Православная монархия. Национальная монархия в России. Утопия, или Политическая реальность | страница 75
Надежда на то, что все «прошлое» можно оставить как есть и что «прошлое» можно «заново осознать и улучшить» за счет новых идей, новых веяний, что их можно контролировать и распоряжаться ими, выбирая «все хорошее» и отбраковывая все плохое, — надежда напрасная, смертельная иллюзия.
Новое надвигается единым девятым валом, где нельзя сразу и понять, что приемлемо, а что нет. Кроме того, этот вал нового всегда гомогенен и не поддается членению. Он или сметает старое, или разбивается об него. Компромиссы, на которые мне могут указать в истории, всегда носили лишь временный характер и всегда были не в пользу консерваторов. Как только революция набирала достаточную силу, она сметала остатки прошлого, или, в лучшем случае, совершалась подмена, когда над отжившим свой век политическим организмом или институтом оставалась одна вывеска безо всякого реального содержания. Примером могут служить все современные европейские монархии.
Неуместное использование термина «консерватизм» всегда будет загонять нас в логические ловушки.
«Консерватизм — это верность себе», — утверждают авторы «манифеста».
Консерватизм европейский — это, конечно, в определенном смысле верность себе. Но верностью себе является и сатанинская вера первых большевиков-изуверов в свое «правое дело».
Но вот верности историческим идеалам нации и ее духовным ценностям консерватизм, по определению, не обеспечивает, примером чему могут служить консерваторы Европы всего XX века, предпочитающие охранять хлам материального благополучия и не рисковать ничем ради Святых Истин.
Так что национальные интересы народа на данном историческом этапе и консерватизм правящего класса — вещи далеко не всегда тождественные. Консерватизм не всегда национален!
Поэтому любые разговоры о политической платформе консервативного характера для объединения русского патриотического лагеря могут быть политологически корректными, только если делается попытка реанимации недавнего прошлого в обертке национал-большевизма. Думается, авторы «манифеста» как раз этого-то и не желают.
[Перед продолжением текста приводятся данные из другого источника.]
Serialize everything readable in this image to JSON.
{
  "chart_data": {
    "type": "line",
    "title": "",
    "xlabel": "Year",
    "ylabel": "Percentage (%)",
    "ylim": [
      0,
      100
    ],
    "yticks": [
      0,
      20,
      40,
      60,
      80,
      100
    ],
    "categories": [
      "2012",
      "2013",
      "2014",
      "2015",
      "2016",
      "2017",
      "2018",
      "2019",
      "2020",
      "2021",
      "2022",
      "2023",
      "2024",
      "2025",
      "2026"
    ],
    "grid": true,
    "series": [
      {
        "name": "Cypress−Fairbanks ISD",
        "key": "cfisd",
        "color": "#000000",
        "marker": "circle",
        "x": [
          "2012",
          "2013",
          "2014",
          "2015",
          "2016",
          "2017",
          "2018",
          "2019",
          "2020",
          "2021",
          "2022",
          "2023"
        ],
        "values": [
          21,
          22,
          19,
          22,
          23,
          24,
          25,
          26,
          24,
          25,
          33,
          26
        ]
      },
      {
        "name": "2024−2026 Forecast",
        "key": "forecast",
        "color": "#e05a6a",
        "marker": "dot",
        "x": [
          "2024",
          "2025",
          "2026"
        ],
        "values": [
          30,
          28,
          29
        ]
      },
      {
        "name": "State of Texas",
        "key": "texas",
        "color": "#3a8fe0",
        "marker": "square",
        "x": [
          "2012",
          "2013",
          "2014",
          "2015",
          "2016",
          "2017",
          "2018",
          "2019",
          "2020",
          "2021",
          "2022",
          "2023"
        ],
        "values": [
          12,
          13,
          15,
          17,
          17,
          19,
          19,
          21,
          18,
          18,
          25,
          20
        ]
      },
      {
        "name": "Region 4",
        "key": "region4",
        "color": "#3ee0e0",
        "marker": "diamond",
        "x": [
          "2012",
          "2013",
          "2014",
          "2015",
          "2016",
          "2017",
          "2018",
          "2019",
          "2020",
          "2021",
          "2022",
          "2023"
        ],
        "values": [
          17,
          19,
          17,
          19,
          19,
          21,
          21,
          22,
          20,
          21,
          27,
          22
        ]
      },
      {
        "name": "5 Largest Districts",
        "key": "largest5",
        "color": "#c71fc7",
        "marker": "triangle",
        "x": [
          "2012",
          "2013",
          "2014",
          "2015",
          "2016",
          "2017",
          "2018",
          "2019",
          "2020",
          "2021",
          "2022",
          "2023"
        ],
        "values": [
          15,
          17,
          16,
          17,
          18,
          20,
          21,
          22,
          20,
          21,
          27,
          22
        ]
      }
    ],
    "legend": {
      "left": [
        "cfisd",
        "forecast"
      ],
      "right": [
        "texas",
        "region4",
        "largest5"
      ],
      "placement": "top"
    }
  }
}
Видимо, осознавая свои натяжки в определении консерватизма как некой панацеи национального спасения, они пытаются спрятаться за софизмы о том, что «консерватизм — это любовь к историческому облику», а «будущее — есть улучшенное прошлое».
Любой здравомыслящий человек сразу спросит авторов «манифеста», какое конкретно прошлое нужно улучшить, чтобы вышло непременно светлое будущее? К какому конкретно историческому облику мы должны испытывать трепетную любовь, кем мы хотим быть завтра: комиссарами в пыльных шлемах, павловскими гвардейцами с косами из пакли, стрельцами царевны Софьи или ушкуйниками? Хотелось бы уточнений.